JPG. Un certain nombre de députés ont souhaité limiter le développement d’Amazon en proposant une loi pour restreindre la construction de toutes les plateformes logistiques dépassant une certaine taille. N’y a-t-il pas dans cette volonté, qui vise à protéger le petit commerce, la preuve d’une méconnaissance de la logistique abusivement assimilée au géant américain ?
FML. Le politique a probablement une méconnaissance de la logistique. Ce qui est certain c’est qu’il n’y a aucune activité parlementaire actuellement qui permette un lien entre les parlementaires et le monde de la logistique. On peut ainsi constater que jamais un groupe d’études à l’AN ou au Sénat, dédié à la logistique n’a existé, alors que des centaines de thématiques ont été abordées, y compris la tintinophilie ! Quant aux réunions dédiées à la logistique, probablement que moins de 15h ont dû y être consacrées en 15 ans (hors mission spécifique). Le dernier grand débat sur la logistique à proprement parlé, s’est déroulé en 2019 lors de la loi d’orientation mobilité et sur le seul volet logistique urbaine. Et rappelons que j’ai mené de 2015 à mi 2017 la Commission Nationale Logistique avec le ministre des transports, Alain Vidalies. Nous avions réussi à construire une appropriation politique, d’un cercle restreint avec quelques fonctionnaires, avant que tout ne soit stoppé par la ministre des transports de l’été 2017, dispersant et effaçant tout ce travail. Alors, comment reprocher à un député qui défend une politique de relocalisation, de préservation du petit commerce, de s’attaquer à l’entreprise incarnant la mondialisation absolue, Amazon et à son format d’entrepôts XXL ? Tant que le sujet logistique et plus encore Supply Chain ne sera pas placé en haut de l’agenda politique, l’absence de dialogue fera la méconnaissance qui entraînera des choix politiques possiblement erronés.

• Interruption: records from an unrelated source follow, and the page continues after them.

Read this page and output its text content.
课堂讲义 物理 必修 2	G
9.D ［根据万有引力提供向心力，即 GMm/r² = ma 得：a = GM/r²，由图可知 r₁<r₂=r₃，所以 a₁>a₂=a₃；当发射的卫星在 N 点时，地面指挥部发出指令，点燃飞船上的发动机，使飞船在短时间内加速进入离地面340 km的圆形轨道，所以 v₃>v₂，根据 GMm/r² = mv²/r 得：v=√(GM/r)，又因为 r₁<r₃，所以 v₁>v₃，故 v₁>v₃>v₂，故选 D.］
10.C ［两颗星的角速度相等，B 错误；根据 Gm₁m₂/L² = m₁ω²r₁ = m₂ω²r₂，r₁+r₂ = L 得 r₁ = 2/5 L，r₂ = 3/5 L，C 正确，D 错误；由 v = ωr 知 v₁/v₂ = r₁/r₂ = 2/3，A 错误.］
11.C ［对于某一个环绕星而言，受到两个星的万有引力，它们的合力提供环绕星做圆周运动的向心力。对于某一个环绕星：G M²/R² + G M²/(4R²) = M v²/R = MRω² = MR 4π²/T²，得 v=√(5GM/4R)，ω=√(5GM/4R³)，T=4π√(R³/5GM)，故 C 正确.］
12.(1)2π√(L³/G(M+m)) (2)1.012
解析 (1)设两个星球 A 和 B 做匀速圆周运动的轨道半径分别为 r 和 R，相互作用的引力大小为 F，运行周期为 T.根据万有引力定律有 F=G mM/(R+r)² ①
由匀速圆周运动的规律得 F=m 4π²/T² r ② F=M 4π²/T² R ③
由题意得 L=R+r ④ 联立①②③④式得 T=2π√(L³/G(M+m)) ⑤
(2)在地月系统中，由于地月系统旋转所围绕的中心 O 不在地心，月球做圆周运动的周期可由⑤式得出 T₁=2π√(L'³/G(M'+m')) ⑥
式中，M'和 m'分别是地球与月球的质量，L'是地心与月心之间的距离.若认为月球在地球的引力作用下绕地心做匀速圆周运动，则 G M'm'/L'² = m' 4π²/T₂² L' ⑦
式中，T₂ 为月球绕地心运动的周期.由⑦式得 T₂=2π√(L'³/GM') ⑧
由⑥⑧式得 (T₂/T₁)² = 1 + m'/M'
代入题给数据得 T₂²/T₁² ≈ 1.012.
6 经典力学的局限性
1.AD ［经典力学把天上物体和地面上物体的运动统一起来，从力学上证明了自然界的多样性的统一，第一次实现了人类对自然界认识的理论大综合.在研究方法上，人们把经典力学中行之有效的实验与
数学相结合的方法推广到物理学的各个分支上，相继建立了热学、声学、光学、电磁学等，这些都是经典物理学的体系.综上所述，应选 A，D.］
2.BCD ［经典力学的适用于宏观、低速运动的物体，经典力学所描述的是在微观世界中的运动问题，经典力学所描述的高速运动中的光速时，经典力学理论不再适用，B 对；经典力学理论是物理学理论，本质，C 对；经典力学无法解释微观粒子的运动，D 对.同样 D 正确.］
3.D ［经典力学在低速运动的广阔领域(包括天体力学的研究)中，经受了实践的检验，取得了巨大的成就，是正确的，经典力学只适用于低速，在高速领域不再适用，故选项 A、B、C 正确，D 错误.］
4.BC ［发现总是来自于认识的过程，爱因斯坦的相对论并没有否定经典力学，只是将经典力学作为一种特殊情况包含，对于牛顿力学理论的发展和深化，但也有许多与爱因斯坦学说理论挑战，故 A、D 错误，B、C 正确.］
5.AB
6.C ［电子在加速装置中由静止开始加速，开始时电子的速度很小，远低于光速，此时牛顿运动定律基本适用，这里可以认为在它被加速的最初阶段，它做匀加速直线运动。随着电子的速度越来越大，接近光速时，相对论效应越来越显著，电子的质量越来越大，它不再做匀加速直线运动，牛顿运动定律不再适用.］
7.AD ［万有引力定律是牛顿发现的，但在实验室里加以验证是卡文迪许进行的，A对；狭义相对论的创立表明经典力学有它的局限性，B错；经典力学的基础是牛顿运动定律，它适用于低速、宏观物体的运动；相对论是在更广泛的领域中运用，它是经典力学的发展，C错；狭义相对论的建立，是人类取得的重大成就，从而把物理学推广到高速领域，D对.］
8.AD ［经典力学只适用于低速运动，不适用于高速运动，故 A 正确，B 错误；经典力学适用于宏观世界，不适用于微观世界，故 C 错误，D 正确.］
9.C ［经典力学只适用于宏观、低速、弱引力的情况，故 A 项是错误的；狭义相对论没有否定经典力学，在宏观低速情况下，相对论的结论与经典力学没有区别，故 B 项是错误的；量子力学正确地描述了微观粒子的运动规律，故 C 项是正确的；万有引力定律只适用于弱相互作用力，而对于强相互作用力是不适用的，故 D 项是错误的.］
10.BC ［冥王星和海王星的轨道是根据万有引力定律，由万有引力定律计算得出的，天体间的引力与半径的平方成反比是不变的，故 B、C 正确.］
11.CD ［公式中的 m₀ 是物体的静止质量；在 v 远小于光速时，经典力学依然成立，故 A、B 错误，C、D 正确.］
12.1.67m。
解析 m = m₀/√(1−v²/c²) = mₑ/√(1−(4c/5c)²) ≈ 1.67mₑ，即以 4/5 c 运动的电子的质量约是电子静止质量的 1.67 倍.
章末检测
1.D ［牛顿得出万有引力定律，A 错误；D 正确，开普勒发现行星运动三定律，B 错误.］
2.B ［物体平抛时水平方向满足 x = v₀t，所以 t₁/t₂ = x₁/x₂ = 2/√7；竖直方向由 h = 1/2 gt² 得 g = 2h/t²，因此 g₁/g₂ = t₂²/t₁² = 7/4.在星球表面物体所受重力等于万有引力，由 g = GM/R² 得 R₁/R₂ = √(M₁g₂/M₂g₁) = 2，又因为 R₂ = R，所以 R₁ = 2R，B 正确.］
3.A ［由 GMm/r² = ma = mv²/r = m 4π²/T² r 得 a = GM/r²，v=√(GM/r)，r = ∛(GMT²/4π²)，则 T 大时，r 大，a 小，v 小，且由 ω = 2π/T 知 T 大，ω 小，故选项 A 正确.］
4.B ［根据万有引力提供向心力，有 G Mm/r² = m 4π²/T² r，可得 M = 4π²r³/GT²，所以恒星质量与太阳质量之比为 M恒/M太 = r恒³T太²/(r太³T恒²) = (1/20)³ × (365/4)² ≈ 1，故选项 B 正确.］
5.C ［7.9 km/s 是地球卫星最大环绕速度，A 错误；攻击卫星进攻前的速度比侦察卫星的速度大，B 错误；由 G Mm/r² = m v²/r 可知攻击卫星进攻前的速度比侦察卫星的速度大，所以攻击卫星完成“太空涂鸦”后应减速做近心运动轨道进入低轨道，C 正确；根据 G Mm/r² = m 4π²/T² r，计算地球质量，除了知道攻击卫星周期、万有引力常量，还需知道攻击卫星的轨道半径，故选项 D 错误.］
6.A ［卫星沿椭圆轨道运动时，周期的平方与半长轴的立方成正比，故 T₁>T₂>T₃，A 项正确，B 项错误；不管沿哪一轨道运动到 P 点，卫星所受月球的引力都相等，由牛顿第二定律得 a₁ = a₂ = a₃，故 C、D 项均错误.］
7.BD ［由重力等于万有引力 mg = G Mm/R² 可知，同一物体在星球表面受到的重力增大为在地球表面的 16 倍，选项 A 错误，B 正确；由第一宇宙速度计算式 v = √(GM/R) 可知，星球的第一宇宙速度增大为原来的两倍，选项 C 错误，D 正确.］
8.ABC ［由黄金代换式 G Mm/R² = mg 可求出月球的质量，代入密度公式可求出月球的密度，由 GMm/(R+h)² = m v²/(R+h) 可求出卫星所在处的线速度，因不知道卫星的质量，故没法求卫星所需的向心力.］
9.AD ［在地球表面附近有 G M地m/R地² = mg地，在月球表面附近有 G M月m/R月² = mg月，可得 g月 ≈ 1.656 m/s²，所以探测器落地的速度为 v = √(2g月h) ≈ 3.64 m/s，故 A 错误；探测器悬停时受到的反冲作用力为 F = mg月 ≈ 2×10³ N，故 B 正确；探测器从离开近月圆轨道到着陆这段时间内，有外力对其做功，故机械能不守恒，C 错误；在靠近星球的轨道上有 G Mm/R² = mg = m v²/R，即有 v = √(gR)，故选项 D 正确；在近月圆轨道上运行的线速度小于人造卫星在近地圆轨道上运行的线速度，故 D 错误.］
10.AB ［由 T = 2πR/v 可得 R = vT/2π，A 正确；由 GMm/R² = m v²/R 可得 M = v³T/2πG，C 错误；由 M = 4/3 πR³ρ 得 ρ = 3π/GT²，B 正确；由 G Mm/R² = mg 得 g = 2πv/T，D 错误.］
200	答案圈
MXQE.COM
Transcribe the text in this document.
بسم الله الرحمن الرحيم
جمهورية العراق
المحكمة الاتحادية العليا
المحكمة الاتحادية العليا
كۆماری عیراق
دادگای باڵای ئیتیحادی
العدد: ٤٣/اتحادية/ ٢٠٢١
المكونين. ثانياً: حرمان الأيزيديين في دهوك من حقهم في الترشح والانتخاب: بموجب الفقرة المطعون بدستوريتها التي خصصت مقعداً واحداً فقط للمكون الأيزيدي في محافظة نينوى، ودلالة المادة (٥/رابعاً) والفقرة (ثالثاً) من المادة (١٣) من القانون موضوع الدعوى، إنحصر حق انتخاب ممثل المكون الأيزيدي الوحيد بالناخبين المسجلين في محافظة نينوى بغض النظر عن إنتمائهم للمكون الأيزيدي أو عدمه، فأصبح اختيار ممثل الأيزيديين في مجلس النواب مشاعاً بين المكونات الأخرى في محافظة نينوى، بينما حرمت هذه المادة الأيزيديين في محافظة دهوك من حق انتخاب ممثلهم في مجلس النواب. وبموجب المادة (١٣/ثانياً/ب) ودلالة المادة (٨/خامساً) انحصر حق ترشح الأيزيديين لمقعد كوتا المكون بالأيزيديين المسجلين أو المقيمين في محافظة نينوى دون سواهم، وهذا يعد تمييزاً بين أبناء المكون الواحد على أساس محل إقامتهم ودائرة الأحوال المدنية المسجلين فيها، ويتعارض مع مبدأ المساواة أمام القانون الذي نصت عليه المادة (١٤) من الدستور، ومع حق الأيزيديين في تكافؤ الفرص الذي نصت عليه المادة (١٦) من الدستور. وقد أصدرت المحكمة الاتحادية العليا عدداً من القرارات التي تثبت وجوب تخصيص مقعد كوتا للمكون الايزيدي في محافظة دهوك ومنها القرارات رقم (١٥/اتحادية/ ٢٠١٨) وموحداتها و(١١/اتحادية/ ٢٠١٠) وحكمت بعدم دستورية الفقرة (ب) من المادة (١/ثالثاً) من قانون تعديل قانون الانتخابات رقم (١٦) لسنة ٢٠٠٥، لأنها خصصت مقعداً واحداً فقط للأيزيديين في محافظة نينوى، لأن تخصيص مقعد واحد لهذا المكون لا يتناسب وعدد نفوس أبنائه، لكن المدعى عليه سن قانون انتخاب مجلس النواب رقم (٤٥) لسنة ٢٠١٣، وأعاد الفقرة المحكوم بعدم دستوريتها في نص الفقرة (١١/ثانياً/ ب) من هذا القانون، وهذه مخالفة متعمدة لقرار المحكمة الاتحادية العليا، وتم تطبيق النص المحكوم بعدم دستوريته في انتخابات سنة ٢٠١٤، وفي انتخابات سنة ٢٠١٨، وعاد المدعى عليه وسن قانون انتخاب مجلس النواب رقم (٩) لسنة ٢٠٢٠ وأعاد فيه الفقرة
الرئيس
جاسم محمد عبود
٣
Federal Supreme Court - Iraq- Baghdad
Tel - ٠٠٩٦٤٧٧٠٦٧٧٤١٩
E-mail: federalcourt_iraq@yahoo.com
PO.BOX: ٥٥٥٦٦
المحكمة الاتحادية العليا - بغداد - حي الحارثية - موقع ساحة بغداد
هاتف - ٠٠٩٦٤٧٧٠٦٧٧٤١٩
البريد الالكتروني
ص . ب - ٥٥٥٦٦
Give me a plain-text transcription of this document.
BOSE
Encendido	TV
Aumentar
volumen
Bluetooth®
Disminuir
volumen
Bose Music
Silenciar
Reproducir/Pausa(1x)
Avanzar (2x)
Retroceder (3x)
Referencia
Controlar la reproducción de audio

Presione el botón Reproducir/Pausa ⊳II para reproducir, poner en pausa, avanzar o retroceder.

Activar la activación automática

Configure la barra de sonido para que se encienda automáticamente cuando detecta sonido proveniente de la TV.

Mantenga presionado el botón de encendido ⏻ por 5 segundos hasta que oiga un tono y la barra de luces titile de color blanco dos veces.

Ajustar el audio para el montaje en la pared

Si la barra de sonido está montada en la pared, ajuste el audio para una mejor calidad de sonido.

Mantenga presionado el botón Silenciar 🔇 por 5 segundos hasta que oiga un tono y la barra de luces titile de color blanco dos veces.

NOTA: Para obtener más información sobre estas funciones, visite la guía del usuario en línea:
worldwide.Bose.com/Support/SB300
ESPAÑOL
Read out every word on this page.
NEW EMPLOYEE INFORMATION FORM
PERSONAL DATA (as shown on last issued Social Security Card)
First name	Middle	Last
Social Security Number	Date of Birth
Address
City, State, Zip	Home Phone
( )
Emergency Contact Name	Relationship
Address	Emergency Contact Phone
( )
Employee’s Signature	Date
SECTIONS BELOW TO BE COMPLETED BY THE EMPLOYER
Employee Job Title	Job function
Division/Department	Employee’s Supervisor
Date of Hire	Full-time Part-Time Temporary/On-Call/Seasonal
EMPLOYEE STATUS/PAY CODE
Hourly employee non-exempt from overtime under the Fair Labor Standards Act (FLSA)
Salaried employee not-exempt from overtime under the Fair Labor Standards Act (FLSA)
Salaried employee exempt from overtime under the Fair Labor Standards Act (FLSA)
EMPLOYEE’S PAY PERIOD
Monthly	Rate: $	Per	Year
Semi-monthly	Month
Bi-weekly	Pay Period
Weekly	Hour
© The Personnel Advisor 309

JPG. Justement, cette absence de dialogue n’est-elle pas pénalisante pour notre pays, à la fois pour les entreprises, bien sûr, mais aussi pour la croissance et l’économie nationale ? Pourquoi le monde politique semble découvrir la Supply Chain uniquement quand les matières premières n’arrivent plus ou quand il y a un risque de pénurie sur certains composants. Pourtant, au moment du Covid, quand tout s’est arrêté, la logistique a été l’une des rares activités à fonctionner (pour les produits de santé, la nourriture, les produits de première nécessité…). Cette période n’aurait-elle pas été propice à une large prise de conscience du grand public, mais aussi des médias, des institutionnels et du monde politique ?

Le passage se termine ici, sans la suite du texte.